After the research phase, I created three problem statements that set about the different needs.
Hermoine needs a way to reschedule and notify new clients on a whim, in case clients don’t show up for appointments to not lose out on income and have gaps in her work.
Kate wants a way to collaborate with tattoo artists to confirm designs and inspiration as her busy schedule doesn’t allow her to visit the tattoo parlour in person to finalise the details.
James wants a way to find out when a tattoo artist he’d like to get an appointment with is available near him or has a free slot.
User Goals
After collecting my results I created an affinity map to create groupings of ideas and pain points to synthesise my findings some of my key insights follow below;
The majority of users still found tattoo ideas, through search platforms, social media or recommendations.
Being unable to directly translate or communicate across a design or idea that matches the idea that the client wants.
Users liked being able to share and discuss ideas with friends through boards and saving images to find artists that they like and collaborate with.
Design Process
These lead me to come up with three separate solutions and journeys to try and alleviate some of my users' pain points.
Personalised Discovery — Discovering Home page which recommends nearby studios and artists based on user's interest.
Create a Catalogue — Allows users to gather and collect images into a catalogue - allowing them to keep track of saved artists, studios and inspiration.
Notifying Availability — Tracks availability of studios and artists, so if a slot is suddenly made free other users can book in a slot if desired.
After mapping out the three different journeys through an Information Architecture of the app. I then went and started sketching in my book to plan out how I’d want each step to flow. These were then further refined into mid-fidelity screens to work out some of the language and tone I wanted for the app and micro-copy.
Final Outcome and Reflection
Finally being developed into a high-fidelity prototype and some mock-ups of the app.
I would have liked further time to refine the final UI more with some additional tests to validate some of my design decisions with some A/B testing and usability interviews with some of my users. This would allow me to improve upon the foundation and work on further additional screens for some of the other journeys I had planned out during the information architecture stage of the project.

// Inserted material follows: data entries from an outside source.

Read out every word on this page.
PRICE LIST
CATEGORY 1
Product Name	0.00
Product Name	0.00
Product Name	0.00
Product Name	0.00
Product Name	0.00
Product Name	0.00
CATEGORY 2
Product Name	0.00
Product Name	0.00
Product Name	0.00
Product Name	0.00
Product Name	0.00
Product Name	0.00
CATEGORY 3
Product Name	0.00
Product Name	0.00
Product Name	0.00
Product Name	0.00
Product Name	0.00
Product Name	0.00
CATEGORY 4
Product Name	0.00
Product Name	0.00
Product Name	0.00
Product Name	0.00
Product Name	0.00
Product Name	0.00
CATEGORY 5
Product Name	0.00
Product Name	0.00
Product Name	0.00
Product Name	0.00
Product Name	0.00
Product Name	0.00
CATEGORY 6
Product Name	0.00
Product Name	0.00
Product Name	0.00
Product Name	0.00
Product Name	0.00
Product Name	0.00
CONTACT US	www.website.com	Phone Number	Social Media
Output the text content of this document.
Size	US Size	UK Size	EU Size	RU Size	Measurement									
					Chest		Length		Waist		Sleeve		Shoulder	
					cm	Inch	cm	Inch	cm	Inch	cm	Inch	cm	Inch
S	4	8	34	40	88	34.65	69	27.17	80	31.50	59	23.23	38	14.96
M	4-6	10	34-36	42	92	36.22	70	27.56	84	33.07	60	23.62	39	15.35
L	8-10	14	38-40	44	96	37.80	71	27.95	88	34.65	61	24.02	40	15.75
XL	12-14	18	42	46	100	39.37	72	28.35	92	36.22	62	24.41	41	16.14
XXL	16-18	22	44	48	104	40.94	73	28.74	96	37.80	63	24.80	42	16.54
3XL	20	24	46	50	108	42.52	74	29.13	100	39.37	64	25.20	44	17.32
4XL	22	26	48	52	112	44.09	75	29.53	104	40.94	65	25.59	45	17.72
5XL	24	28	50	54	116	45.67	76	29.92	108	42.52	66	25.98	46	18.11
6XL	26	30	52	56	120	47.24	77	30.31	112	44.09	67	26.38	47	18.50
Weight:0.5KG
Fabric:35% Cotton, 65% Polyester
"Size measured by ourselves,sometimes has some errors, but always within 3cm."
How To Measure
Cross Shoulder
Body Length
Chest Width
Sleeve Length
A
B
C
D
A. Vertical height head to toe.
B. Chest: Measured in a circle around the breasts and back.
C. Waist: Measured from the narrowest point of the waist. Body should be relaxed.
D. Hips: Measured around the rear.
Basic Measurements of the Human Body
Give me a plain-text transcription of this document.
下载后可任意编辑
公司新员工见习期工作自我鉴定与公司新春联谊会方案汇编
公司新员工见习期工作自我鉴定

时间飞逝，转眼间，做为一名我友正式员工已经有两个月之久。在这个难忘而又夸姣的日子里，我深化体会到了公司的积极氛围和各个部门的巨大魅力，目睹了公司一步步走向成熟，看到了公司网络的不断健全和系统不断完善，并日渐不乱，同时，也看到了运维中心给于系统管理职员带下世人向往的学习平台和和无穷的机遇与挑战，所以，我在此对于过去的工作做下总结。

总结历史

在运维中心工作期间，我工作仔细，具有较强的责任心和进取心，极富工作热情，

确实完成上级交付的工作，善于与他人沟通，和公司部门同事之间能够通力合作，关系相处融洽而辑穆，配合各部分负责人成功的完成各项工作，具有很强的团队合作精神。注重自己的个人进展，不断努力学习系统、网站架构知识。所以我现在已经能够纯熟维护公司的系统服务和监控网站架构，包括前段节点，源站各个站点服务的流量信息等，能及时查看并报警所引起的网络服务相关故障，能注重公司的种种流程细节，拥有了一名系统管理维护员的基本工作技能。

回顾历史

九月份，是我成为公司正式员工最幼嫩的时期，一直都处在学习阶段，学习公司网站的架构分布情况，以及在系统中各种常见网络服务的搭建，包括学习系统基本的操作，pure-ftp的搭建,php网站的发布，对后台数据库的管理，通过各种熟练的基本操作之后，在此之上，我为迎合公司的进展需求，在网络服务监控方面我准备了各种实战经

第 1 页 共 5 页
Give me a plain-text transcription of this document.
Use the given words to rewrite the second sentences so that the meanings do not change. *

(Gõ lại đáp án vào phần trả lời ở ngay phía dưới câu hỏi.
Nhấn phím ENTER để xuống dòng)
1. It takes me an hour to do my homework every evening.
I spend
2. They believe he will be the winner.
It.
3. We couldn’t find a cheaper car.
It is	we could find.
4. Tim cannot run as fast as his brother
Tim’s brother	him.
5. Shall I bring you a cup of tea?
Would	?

Doing each stage of the process in two-week design sprints, in an agile process allowed me to focus solely on each step without worrying about the next until I had completed my current goals. Further allowing myself to slightly break off from the two-week blocks if I thought I needed an extra week to focus on analysing and synthesising research to set myself up better for the ideation phase. I enjoyed quickly and rapidly taking time to work on each stage leading up to the high-fidelity prototypes allowing me to practice further some design and new research tools to add to my toolkit.